Kendimce çıkarımlar yapıyordum ben de bu yüzden, Mina'nın yanına gitmişse eğer, diyordum kendi kendime, Taehyung bir yalancı sayılır mıydı? Sözüm ona duygularını bambaşka şeylerle örttüğümde kırılıyorsa, bir aşığı oynamaktan ziyade aşığın ta kendisi mi oluyordu? Ya da herkesten sakınsa bile, diyordu zihnimden bambaşka bir ses, ilk benimle paylaşacaksa bazı şeyleri, bu bizi bir yerde birleştirip aynı yolun farklı, kendinden bihaber yolcuları yapar mıydı?

Arasam açar mıydı, çağırsam gelir miydi?
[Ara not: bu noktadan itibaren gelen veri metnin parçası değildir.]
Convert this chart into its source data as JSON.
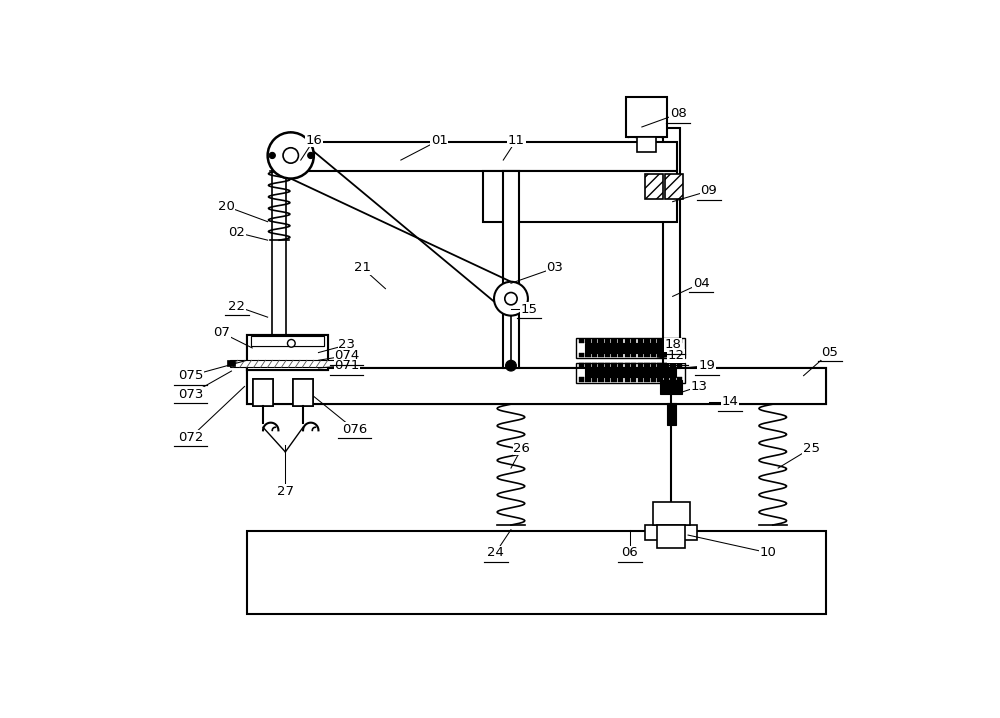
{
  "bg_color": "#ffffff",
  "line_color": "#000000",
  "fig_width": 10.0,
  "fig_height": 7.18,
  "label_configs": [
    [
      "08",
      7.15,
      6.82,
      6.68,
      6.65,
      true
    ],
    [
      "01",
      4.05,
      6.48,
      3.55,
      6.22,
      false
    ],
    [
      "11",
      5.05,
      6.48,
      4.88,
      6.22,
      false
    ],
    [
      "16",
      2.42,
      6.48,
      2.25,
      6.22,
      false
    ],
    [
      "09",
      7.55,
      5.82,
      7.08,
      5.68,
      true
    ],
    [
      "20",
      1.28,
      5.62,
      1.82,
      5.42,
      false
    ],
    [
      "02",
      1.42,
      5.28,
      1.82,
      5.18,
      false
    ],
    [
      "03",
      5.55,
      4.82,
      4.98,
      4.62,
      false
    ],
    [
      "04",
      7.45,
      4.62,
      7.08,
      4.45,
      true
    ],
    [
      "21",
      3.05,
      4.82,
      3.35,
      4.55,
      false
    ],
    [
      "15",
      5.22,
      4.28,
      4.98,
      4.28,
      true
    ],
    [
      "22",
      1.42,
      4.32,
      1.82,
      4.18,
      true
    ],
    [
      "07",
      1.22,
      3.98,
      1.62,
      3.78,
      false
    ],
    [
      "18",
      7.08,
      3.82,
      6.88,
      3.78,
      true
    ],
    [
      "12",
      7.12,
      3.68,
      6.88,
      3.65,
      true
    ],
    [
      "23",
      2.85,
      3.82,
      2.48,
      3.72,
      false
    ],
    [
      "19",
      7.52,
      3.55,
      7.22,
      3.52,
      true
    ],
    [
      "13",
      7.42,
      3.28,
      7.12,
      3.18,
      false
    ],
    [
      "074",
      2.85,
      3.68,
      2.48,
      3.62,
      true
    ],
    [
      "071",
      2.85,
      3.55,
      2.48,
      3.52,
      true
    ],
    [
      "075",
      0.82,
      3.42,
      1.55,
      3.62,
      true
    ],
    [
      "073",
      0.82,
      3.18,
      1.35,
      3.48,
      true
    ],
    [
      "14",
      7.82,
      3.08,
      7.55,
      3.08,
      true
    ],
    [
      "05",
      9.12,
      3.72,
      8.78,
      3.42,
      true
    ],
    [
      "072",
      0.82,
      2.62,
      1.52,
      3.28,
      true
    ],
    [
      "076",
      2.95,
      2.72,
      2.42,
      3.15,
      true
    ],
    [
      "26",
      5.12,
      2.48,
      4.98,
      2.22,
      false
    ],
    [
      "25",
      8.88,
      2.48,
      8.45,
      2.22,
      false
    ],
    [
      "27",
      2.05,
      1.92,
      2.05,
      2.52,
      false
    ],
    [
      "06",
      6.52,
      1.12,
      6.52,
      1.42,
      true
    ],
    [
      "24",
      4.78,
      1.12,
      4.98,
      1.42,
      true
    ],
    [
      "10",
      8.32,
      1.12,
      7.28,
      1.35,
      false
    ]
  ]
}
Gülsem sevincime ortak olup ağlayışlarımda sıvazlar mıydı sırtımı? İzler miydi benimle yıldızları, bulutlar her bir yanı örtse bile, ya da koşar mıydı benimle deliler gibi kahkaha atarken, yağmur yağdığında? Sever miydi beni Taehyung, gözlerime baktığında onun da gözlerinde ardı ardınca duygular sıralanır mıydı?
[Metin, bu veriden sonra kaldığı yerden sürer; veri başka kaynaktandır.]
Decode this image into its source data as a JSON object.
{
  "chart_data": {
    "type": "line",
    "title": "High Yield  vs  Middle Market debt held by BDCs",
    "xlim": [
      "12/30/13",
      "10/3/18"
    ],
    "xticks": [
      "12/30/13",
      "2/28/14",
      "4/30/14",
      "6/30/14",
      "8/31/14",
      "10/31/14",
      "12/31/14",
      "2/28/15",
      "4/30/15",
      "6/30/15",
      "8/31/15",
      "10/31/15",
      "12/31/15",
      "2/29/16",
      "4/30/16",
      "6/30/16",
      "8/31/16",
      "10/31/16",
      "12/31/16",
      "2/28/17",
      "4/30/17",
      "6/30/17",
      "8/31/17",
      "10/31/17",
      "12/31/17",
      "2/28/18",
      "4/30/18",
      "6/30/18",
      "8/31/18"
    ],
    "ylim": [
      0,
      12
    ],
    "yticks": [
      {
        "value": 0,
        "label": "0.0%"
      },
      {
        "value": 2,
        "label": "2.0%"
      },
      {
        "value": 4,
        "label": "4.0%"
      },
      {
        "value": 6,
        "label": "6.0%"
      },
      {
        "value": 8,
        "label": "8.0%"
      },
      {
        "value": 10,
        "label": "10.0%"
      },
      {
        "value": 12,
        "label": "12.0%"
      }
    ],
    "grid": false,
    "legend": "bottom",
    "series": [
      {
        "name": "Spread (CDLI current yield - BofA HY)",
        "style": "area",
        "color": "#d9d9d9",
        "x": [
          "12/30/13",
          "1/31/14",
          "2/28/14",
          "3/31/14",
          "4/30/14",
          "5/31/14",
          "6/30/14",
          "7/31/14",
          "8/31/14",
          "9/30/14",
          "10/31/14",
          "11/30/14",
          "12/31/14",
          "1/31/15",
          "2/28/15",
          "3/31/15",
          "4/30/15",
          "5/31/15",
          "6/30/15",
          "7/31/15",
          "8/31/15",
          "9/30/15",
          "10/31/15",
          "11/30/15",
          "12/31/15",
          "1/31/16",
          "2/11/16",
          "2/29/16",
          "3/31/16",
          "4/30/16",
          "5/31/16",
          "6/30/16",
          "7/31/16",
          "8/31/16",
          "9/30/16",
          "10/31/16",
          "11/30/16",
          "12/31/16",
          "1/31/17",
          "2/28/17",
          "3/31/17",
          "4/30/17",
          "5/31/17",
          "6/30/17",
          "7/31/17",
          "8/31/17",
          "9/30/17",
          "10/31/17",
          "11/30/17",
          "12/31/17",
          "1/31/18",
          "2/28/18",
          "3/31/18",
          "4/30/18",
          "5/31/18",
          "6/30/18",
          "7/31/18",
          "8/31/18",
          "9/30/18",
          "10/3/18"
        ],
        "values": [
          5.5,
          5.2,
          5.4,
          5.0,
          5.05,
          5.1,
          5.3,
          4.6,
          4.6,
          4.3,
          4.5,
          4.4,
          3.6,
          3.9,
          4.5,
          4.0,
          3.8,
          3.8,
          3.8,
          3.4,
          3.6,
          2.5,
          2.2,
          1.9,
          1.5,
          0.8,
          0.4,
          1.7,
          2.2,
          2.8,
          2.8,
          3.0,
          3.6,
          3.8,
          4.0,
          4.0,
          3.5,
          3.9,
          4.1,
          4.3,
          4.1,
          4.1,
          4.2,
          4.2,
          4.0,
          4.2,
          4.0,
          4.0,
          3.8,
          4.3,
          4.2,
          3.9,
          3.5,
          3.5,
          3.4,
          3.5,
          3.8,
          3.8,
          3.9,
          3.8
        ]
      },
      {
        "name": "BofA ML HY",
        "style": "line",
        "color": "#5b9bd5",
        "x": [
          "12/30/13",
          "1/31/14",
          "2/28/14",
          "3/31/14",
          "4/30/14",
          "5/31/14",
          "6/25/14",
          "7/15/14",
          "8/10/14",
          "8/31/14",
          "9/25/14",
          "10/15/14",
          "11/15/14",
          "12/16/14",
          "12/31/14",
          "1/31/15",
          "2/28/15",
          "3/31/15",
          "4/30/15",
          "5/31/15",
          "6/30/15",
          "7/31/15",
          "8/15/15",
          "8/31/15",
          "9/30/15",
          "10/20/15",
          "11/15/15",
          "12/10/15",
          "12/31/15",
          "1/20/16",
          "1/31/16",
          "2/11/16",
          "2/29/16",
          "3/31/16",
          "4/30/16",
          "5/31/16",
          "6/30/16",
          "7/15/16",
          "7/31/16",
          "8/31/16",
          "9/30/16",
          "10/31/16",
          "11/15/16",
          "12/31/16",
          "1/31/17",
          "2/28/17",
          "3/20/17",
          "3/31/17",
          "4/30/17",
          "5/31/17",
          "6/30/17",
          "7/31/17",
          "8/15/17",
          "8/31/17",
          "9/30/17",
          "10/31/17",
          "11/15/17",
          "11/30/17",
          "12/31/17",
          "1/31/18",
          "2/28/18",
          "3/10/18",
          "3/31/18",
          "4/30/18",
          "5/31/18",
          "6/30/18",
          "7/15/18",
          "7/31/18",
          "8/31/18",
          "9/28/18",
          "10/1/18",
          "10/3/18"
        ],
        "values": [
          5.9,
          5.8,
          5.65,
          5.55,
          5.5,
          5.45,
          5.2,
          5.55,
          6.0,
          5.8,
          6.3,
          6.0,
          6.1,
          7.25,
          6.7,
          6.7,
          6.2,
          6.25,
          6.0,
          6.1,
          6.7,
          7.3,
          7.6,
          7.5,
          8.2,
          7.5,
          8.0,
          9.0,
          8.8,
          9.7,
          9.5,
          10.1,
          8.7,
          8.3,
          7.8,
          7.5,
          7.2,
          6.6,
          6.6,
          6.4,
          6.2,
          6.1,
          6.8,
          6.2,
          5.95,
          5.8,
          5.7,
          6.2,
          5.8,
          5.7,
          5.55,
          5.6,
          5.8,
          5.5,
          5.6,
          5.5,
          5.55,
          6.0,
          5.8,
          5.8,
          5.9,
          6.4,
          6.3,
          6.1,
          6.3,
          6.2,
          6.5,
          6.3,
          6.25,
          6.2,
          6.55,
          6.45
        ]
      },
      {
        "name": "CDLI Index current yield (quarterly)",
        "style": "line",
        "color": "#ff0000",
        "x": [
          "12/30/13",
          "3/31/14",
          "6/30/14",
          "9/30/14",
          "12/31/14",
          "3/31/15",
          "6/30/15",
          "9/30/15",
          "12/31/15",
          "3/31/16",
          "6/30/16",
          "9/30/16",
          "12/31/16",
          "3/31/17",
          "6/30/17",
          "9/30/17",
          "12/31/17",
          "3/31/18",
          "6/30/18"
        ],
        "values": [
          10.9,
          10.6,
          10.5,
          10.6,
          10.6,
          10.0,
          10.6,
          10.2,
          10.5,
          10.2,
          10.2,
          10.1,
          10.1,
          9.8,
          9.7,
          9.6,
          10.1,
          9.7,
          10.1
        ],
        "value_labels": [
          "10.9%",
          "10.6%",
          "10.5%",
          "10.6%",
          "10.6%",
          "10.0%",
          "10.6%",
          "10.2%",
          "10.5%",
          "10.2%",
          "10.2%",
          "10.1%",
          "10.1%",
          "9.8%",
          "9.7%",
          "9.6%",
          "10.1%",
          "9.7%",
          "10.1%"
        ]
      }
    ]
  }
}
Çektiğim kahrın bir adı yoktu bende, aşk der geçiştirirdim, Taehyung derdim kimi zaman anlık bir cesaretle, Taehyung'dur bendeki her yürek sancısının adı esasında.

Aşk belki de sadece, en çok buydu, yürek sancısı. Sönen yıldızlar gibiydi, koşsak da asla varamadığımız gökkuşağıydı. Aşk Kim Taehyung'du, onu tanıyıp bilmek, acıtsa da sevmekti. Dokunmadan hissetmekti, görmeden varmaya çalışmak belki, bakmaktan sakınmaktı.

Tam şu an, akşamın bir vakti, sokağın tekinde adımlarım ezerken zemini attığım her adımdı, şayet sonu varacaksa ona, dünyanın tüm anlamları bende tek bir bedende, onun saklı ruhunda yüklüydü.

Susmayan kahrolası aşk şarkıları, dökülen yaprakların güz vaktindeki gözyaşları, sancısı dinmeyen Perşembe akşamlarıydı. Hayal kırıklığıydı bir yerde çünkü ne vakit çarpışsam şu an bir başkasının yanında oluşu gerçeği ile sarsılıveriyordu duvarlarım, yetmiyordu tüm bu çabam.

Evden öylece çıkarken de lanetler olasıca aşkın anlık gelen daralmasıydı dudaklarımdan çıkmaya debelenen fakat basit bir hava alma diye geçiştirmiştim, nereye gittiğimi bile bilmiyordum ve bir soru vardı ki dört dönüyordu zihnimin kuşatmasında, arasam açar, çağırsam gelir miydi yanıma?

Bir yandan da ödüm kopuyordu gerçekten de dakikalar evvelinde olmayışının mühimliğini yüksekçe bir ihtimale bağlarken haklı çıkarsak diye.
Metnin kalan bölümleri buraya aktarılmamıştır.